A Control that does comparisons isn't much different from any other class that does internal comparisons- just like for a Set or Dictionary. If objects didn't have a default Equals/GetHashCode then all constructors for Dictionaries (And combo boxes) would take an IEqualityComparer argument.


It does complicate things quite a bit because WPF declares things in XAML, and giving constructor arguments is a major pain. You could make it a DependencyProperty, but it's still convoluted.


I'm sure it's already possible and you could make the call default implicit so if you don't pass an equality comparer it just uses DefaultParer.Instance which does what the current default (object) comparer does.


.net could have made equality entirely optional; and it could have exposed machinery to implement equality (including all aspects of it!) by composition, not manual fiddling - at least not by default!

That would have made .net less memory-hungry, faster, less bugprone, and simpler.

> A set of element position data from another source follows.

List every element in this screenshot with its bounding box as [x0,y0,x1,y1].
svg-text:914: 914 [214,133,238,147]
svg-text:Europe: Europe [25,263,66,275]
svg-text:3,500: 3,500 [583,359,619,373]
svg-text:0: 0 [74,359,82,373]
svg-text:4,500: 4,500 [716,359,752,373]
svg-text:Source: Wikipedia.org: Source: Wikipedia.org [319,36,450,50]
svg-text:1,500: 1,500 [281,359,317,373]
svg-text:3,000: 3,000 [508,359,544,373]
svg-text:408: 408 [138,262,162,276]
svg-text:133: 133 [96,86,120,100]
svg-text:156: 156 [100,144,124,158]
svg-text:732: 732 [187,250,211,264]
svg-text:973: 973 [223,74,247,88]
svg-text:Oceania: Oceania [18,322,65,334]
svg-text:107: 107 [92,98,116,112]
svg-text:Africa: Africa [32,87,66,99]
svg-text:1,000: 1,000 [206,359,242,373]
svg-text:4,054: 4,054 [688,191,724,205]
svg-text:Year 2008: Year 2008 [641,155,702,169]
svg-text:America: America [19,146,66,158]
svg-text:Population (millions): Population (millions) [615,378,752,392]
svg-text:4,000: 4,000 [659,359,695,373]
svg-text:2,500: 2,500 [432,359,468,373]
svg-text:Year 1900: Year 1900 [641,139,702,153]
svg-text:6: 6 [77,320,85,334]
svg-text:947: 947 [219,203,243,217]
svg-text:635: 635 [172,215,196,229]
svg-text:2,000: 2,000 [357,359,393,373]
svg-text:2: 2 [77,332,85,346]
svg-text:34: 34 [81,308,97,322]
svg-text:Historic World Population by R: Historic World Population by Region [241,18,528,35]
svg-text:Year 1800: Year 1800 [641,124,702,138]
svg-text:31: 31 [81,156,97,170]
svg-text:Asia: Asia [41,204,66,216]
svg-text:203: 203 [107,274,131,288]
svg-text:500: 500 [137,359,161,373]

There's absolutely no good reason for this horribly complicated and inefficient state of affairs; not all platforms/languages suffer from these limitations. As you point out, even F# manages to do better despite the considerable extra limitation of needing to maintain some sort of compatibility even at runtime with the current crazy state, and despite what is certainly a much more limited development budget.


In hindsight there is a lot they should have done differently. Immuteable by default and not nullable by default are two of the obvious. But they where targeting Java developers, so they couldn't just bring a completely different language to the market. They had to be a better Java.